On the Role of Bidirectionality in Language Model Pre-Training
This work addresses the problem of understanding architectural trade-offs in language models for researchers and practitioners, but it is incremental as it builds on prior approaches like GPT and BERT.
The authors studied the role of bidirectionality in language model pre-training, finding that its optimal configuration depends on the application, with bidirectional attention beneficial for fine-tuning and text infilling but harmful for next token prediction and zero-shot priming, and these differences remained consistent in models up to 6.7B parameters.
Prior work on language model pre-training has explored different architectures and learning objectives, but differences in data, hyperparameters and evaluation make a principled comparison difficult. In this work, we focus on bidirectionality as a key factor that differentiates existing approaches, and present a comprehensive study of its role in next token prediction, text infilling, zero-shot priming and fine-tuning.
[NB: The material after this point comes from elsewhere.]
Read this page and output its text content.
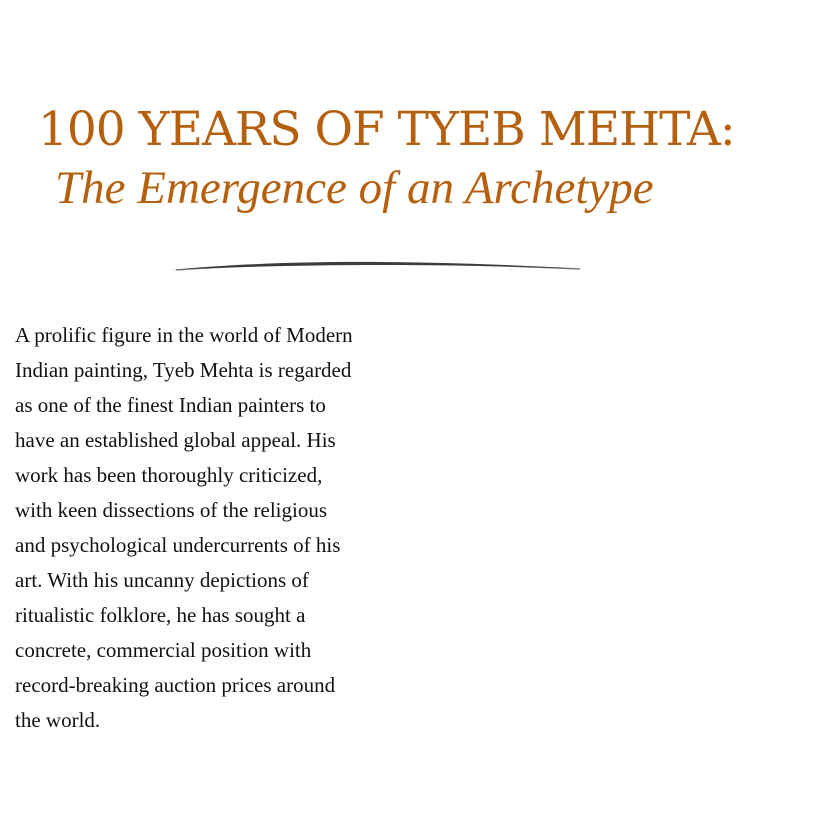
100 YEARS OF TYEB MEHTA:
The Emergence of an Archetype

A prolific figure in the world of Modern Indian painting, Tyeb Mehta is regarded as one of the finest Indian painters to have an established global appeal. His work has been thoroughly criticized, with keen dissections of the religious and psychological undercurrents of his art. With his uncanny depictions of ritualistic folklore, he has sought a concrete, commercial position with record-breaking auction prices around the world.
We propose a new framework that generalizes prior approaches, including fully unidirectional models like GPT, fully bidirectional models like BERT, and hybrid models like CM3 and prefix LM. Our framework distinguishes between two notions of bidirectionality (bidirectional context and bidirectional attention) and allows us to control each of them separately. We find that the optimal configuration is largely application-dependent (e.g., bidirectional attention is beneficial for fine-tuning and infilling, but harmful for next token prediction and zero-shot priming). We train models with up to 6.7B parameters, and find differences to remain consistent at scale. While prior work on scaling has focused on left-to-right autoregressive models, our results suggest that this approach comes with some trade-offs, and it might be worthwhile to develop very large bidirectional models.